Sonntag, 6. Mai 2018, bei Bellinis 'I Puritani'
(mit der Callas natürlich)

1999, wenige Monate nachdem man ihm den Nobelpreis verliehen hatte, stand José Saramago im Bad und war dabei, sich zu rasieren, als das Telefon ging. „Er hielt den Hörer an die noch nicht eingeseifte Backe“, schreibt seine Frau Pilar del Río, „und sagte nicht viel: ‚Tatsächlich? Das kommt überraschend. Machen Sie sich keine Umstände, ich bin in einer knappen halben Stunden da.‘ Er legte auf. So schnell war er noch nie im Bad fertig. Dann sagte er zu mir, er wolle einen Roman abholen, den er Ende der vierziger, Anfang der fünfziger Jahre geschrieben habe und der seitdem verschollen gewesen sei. Als er zurückkam, hatte er ‚Clarabóia‘ unter dem Arm, das heißt einen Stapel mit der Maschine beschriebener Blätter, weder vergilbt noch beschädigt, vielleicht weil die Zeit dem Manuskript gegenüber mehr Respekt bewiesen hatte als die Menschen, denen es 1953 zugegangen war.“

Die Liebste und ich waren gestern, bevor sie am Nachmittag nach Stuttgart fuhr, noch in der Stadt und nutzten eine halbe Stunde, um bei einem unserer bevorzugten Buchhändler etwas zu stöbern. Sie fand, wie ich später, nachdem ich sie zum Zug gebracht hatte, in ihrer Tragetasche sah, vier, fünf Bücher, ich hingegen nur eines, das es allerdings in sich hat. Es ist eben der 2013, Jahre nach seinem Tod, doch noch in deutscher Übersetzung erschienene Roman „Clarabóia – oder Wo das Licht einfällt“, den Saramago 1999 zurück erhielt, nachdem er ihn für verloren gehalten hatte.
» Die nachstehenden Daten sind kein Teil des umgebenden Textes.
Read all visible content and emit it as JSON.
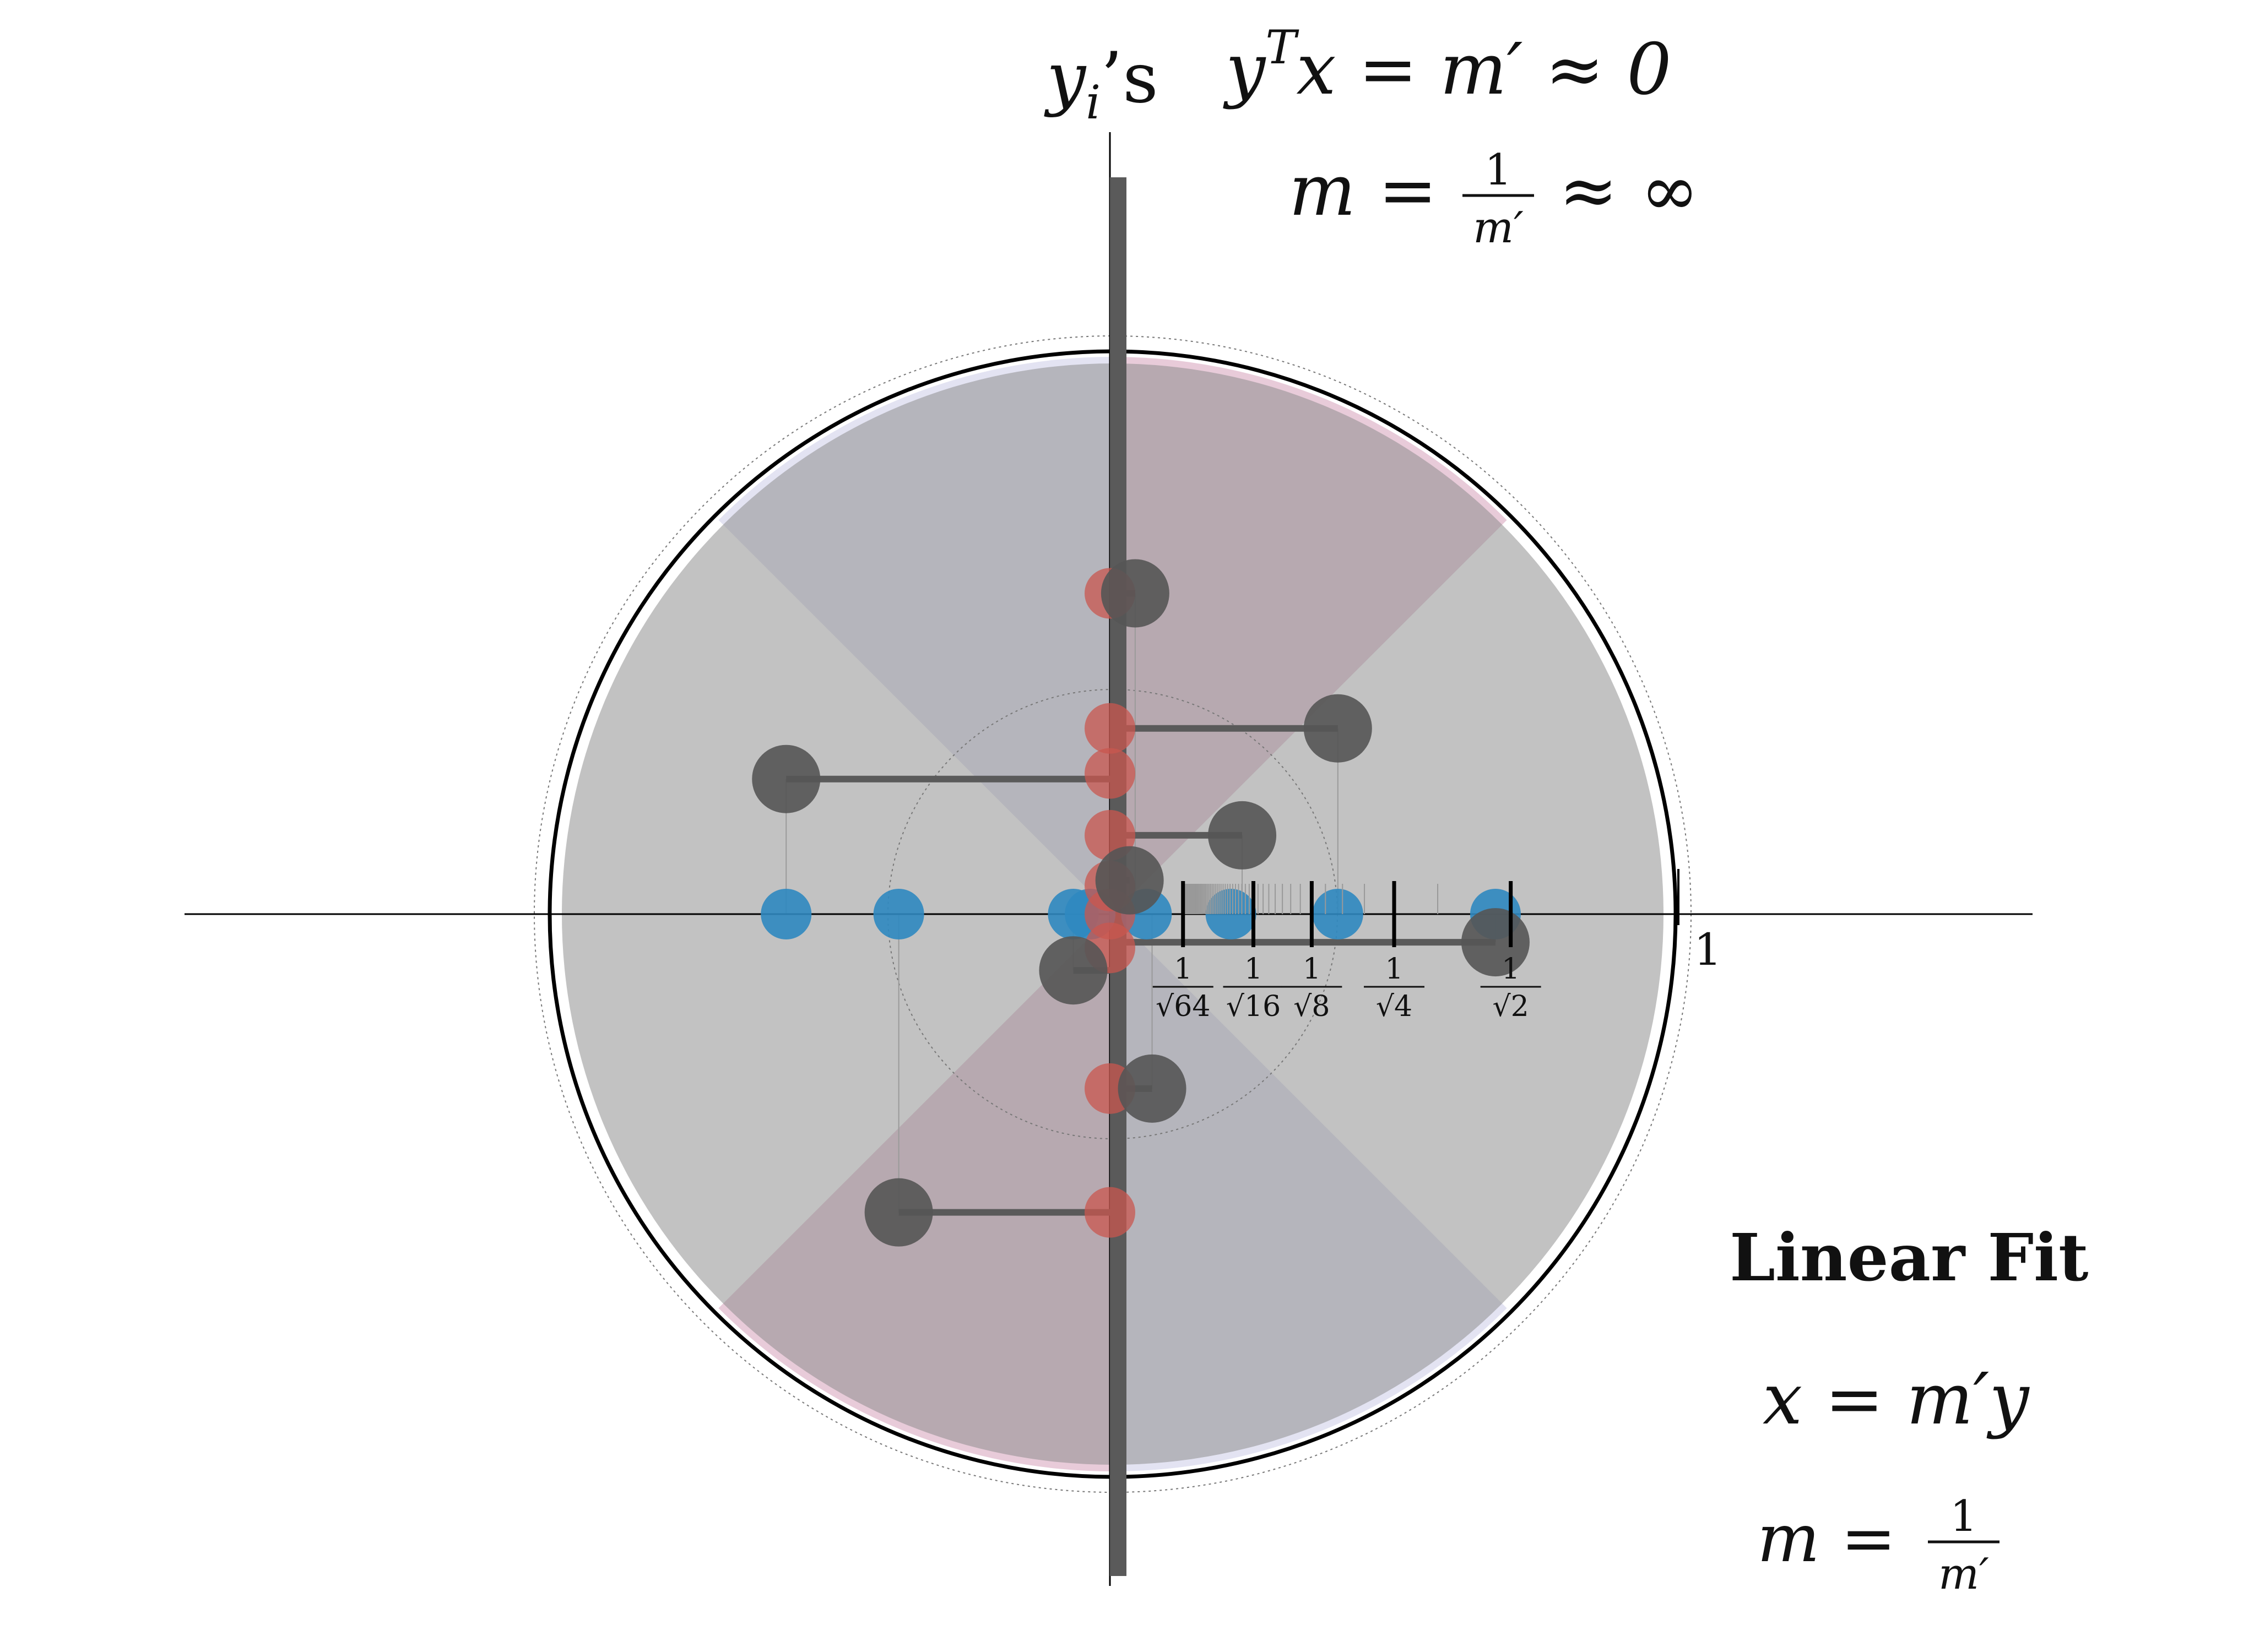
{
  "axis_label": {
    "base": "y",
    "sub": "i",
    "suffix": "’s"
  },
  "equation_top": {
    "line1": {
      "y": "y",
      "sup": "T",
      "rest": "x = m′ ≈ 0"
    },
    "line2": {
      "lhs": "m = ",
      "num": "1",
      "den": "m′",
      "rhs": "≈ ∞"
    }
  },
  "legend": {
    "title": "Linear Fit",
    "eq1": "x = m′y",
    "eq2": {
      "lhs": "m = ",
      "num": "1",
      "den": "m′"
    }
  },
  "scale": {
    "unit_label": "1",
    "ticks": [
      {
        "num": "1",
        "rad": "√64",
        "value": 0.125
      },
      {
        "num": "1",
        "rad": "√16",
        "value": 0.25
      },
      {
        "num": "1",
        "rad": "√8",
        "value": 0.3536
      },
      {
        "num": "1",
        "rad": "√4",
        "value": 0.5
      },
      {
        "num": "1",
        "rad": "√2",
        "value": 0.7071
      }
    ]
  },
  "colors": {
    "background": "#ffffff",
    "wedge_blue": "#e3e3f2",
    "wedge_pink": "#e8cbd9",
    "disk_gray": "#8a8a8a",
    "fit_line": "#5a5a5a",
    "blue_point": "#2f88c0",
    "red_point": "#c9574f",
    "gray_point": "#555555",
    "outline": "#000000"
  },
  "points": {
    "blue_x": [
      -0.58,
      -0.38,
      -0.07,
      -0.04,
      0.06,
      0.21,
      0.4,
      0.68
    ],
    "red_y": [
      0.57,
      0.33,
      0.25,
      0.14,
      0.05,
      0.0,
      -0.06,
      -0.31,
      -0.53
    ],
    "gray_xy": [
      [
        0.04,
        0.57
      ],
      [
        -0.58,
        0.24
      ],
      [
        0.4,
        0.33
      ],
      [
        0.23,
        0.14
      ],
      [
        0.03,
        0.06
      ],
      [
        -0.07,
        -0.1
      ],
      [
        0.68,
        -0.05
      ],
      [
        0.07,
        -0.31
      ],
      [
        -0.38,
        -0.53
      ]
    ]
  }
}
Seine Frau schreibt: „Es wäre dem Verlag eine Ehre, das bei einem Umzug gefundene Werk zu veröffentlichen, sagte man José Saramago in jenen Tagen des Jahres 1999 …. ‚Nein danke, jetzt nicht‘, antwortete er und verließ den Verlag, mit dem wiedergefundenen Roman und endlich der Antwort, die man ihm siebenundvierzig Jahre zuvor, als er einunddreißig und voller Träume war, verweigert hatte.“

„Das damalige Verhalten des Verlages hatte ihn“, schreibt Pilar del Río, „in leidvolles, unabänderliches, Jahrzehnte währendes Schweigen versinken lassen.“

Als ich an dieser Stelle des Vorwortes angelangt war, begann ich unwillkürlich zu weinen. Panya, mein thailändischer Fußpfleger, der gerade mit einer Druckstelle an meinem rechten kleinen Zeh befasst war, blickte entsetzt zu mir auf und machte erst weiter, als ich ihm sagte, dass nicht er der Grund meiner Tränen war. Er ist ein feinfühliger Mann.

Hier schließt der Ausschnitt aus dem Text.